まず、北海道にいる父親と母親が東京にやって来た。甥の結婚式に出るということだった。しかし、お父さんの俊道は、蝶子に会おうとしない。お母さんのみさは、蝶子と久しぶりに会う。父親の俊道の気持ちとしては、娘の蝶子のことが気がかりでしかたがない、会いたい気持ちはあるのだが、素直に会いに行くということができない。素直でないし、頑固者である。意地っ張りでもある。その俊道の屈折した気持ちを、わずかな台詞と表情、立ち居振る舞い、これで表現しているというのは、とてもドラマの作り方としてうまいと感じる。

岩崎要は、蝶子とみさの前で、ユーモレスクを演奏する。その曲を、俊道は、アパートの外の路上で聞いている。思いおこせば、ユーモレスクは、蝶子に惚れた要が、蝶子の部屋の外で演奏していた曲でもある。この曲を、蝶子とみさ、そして、俊道が、それぞれの思いを胸に秘めながら聞いていることになる。

北海道での幼なじみの頼介が、陸軍の兵士となって、泰輔おじさんの家にやってくる。階級章を見ると一等兵のようだった。時代としては、昭和7年になっている。前年の昭和6年に満州事変があり、この年は満州国の建国の年である。このような時代背景にあって、地方の貧しい農家の出身者が、東京で工場で働くこともできず、陸軍に入隊するということは、自然な流れであっただろう。今の価値観からすると、昭和の軍隊というと、悪の権化のように思いがちであるが、士官、下士官、兵卒、それぞれの置かれた環境や出自によって、それぞれに思うところがあったはずである。

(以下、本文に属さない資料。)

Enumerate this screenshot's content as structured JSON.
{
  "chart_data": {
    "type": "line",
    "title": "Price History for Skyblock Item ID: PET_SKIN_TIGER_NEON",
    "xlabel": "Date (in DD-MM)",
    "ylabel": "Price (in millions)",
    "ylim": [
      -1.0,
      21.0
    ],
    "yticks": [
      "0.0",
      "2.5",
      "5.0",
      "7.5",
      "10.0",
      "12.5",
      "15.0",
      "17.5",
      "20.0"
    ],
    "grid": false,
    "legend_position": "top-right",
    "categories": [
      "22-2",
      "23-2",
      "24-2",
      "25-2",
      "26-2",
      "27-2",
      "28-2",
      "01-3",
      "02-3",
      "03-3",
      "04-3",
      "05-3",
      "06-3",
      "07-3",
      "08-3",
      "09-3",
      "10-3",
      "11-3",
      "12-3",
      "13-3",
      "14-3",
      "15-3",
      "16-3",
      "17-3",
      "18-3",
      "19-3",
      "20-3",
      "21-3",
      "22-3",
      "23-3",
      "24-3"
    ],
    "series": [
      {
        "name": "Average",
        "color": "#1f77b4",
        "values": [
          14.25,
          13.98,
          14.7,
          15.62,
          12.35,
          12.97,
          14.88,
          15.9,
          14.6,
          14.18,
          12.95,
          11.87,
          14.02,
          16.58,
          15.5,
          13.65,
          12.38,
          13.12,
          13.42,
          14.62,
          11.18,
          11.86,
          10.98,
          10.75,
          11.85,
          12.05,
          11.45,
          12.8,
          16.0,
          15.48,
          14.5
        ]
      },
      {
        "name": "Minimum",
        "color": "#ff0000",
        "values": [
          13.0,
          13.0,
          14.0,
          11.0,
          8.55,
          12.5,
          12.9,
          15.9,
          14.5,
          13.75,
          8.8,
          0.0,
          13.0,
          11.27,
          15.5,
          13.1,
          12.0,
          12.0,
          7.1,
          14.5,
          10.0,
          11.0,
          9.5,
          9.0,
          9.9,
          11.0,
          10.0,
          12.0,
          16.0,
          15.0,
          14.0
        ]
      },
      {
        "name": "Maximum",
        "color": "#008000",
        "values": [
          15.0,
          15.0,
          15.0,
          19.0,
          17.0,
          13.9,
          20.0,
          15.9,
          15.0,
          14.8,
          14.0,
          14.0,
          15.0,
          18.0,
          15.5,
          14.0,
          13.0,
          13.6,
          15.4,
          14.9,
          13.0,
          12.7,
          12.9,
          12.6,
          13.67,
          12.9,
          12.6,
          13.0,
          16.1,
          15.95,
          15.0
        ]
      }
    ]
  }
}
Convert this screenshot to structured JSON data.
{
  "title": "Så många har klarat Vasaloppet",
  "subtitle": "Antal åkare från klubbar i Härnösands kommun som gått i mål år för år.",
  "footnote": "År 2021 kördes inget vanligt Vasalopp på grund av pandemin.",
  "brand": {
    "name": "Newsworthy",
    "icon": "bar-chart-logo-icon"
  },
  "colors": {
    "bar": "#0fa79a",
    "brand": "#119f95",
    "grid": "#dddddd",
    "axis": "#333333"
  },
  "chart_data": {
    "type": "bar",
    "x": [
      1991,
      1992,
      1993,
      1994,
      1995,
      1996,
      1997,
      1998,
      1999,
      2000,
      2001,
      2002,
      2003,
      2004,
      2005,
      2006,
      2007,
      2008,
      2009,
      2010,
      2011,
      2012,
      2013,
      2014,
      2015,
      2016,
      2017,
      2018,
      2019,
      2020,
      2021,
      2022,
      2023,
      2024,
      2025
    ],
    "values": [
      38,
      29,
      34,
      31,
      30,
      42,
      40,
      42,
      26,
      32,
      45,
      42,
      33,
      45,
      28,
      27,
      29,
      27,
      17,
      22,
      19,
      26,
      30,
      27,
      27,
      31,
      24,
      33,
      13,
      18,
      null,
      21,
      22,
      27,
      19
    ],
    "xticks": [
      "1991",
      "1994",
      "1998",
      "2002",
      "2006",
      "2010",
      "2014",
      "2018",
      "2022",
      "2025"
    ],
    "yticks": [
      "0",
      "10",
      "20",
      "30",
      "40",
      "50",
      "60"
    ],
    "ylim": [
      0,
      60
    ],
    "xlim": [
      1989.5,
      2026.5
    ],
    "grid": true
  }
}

泰輔おじさんが、頼介の住所をそのままにしておいたので、軍隊に入ることができた。こういうことの時代の背景の説明は、適切であり、ドラマのなかに溶け込んでいる。

このドラマの作られた時代、1980年代は、昭和の軍隊をかなりリアルに覚えていた時代でもある。それを体験的に知っている人びとが多く存命であり、また、ほとんど視聴者の父母の世代のことでもあった。こういう経験的な記憶が生きていた時代だからこそ、このドラマの頼介のような選択があった(それしかなかった)ことを、肯定的に見る眼差しがあったことになる。

どうでもいいようなことだが、富子おばさんと連平の無駄話のような会話とか、蝶子と富子おばさんが、おはぎを食べながら日常的な会話をするとか、このようなシーンは、現代の朝ドラではあまり見なくなったことかと思う。(強いていえば、現代では、演技がなんとなく大げさで、台詞による説明が過剰である。)

蝶子が妊娠していることが分かって、要は、バイオリンを取り出してきて、ブラームスの子守唄を演奏する。お腹のなかの赤ちゃんに、父親の演奏するバイオリンを聞かせたいという。こういうエピソードは、なんとなくいいなと思って見ている。